Rainer Seegers (born 6 August 1952 in Dessau) is a German percussionist, former principal timpanist of the Berlin Philharmonic, tutor of the European Union Youth Orchestra and guest professor at the Hochschule für Musik "Hanns Eisler". Seegers is also a timpani soloist who has championed the unusual repertoire for timpani and orchestra.

==Biography==
Seegers first musical influence was his grandfather, who was a trumpetist with the Gewandhaus Orchestra in Leipzig. After his family moved to Hanover, he studied percussion at the local Musikhochschule, although he had been performing professionally with the Hanover Staatsoper. Soon after he got his first principal position as timpanist of the Braunschweig Staatstheater, he left this position to join the Cologne Radio Symphony Orchestra. From 1977 to 1982 he performed with the Bayreuth Festival Orchestra. In 1982, Seegers joined the Berlin Philharmonic orchestra and was their principal timpanist until the summer of 2019.

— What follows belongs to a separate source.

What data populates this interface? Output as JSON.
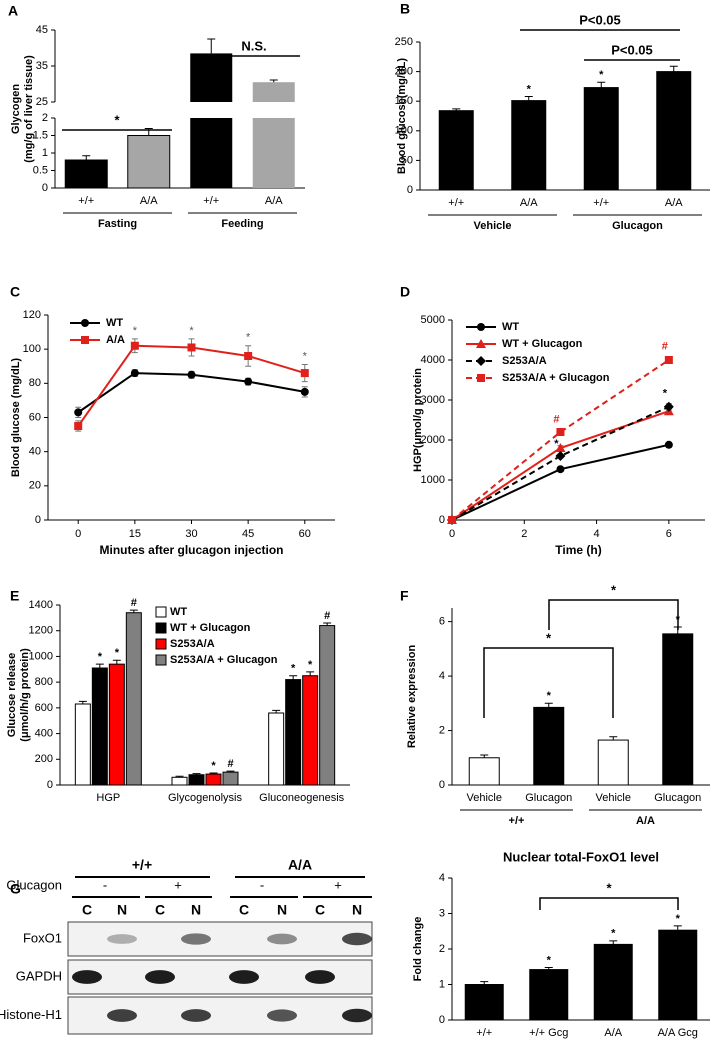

Seegers is also a timpani soloist who has appeared as soloist with orchestras such as the Berlin Philharmonic and the Berliner Symphoniker.

Rainer Seegers served as faculty member of the Musikhochschule Hannover, the Berliner Philharmoniker’s Orchestra Academy and as a visiting professor at the Hochschule für Musik "Hanns Eisler" in Berlin.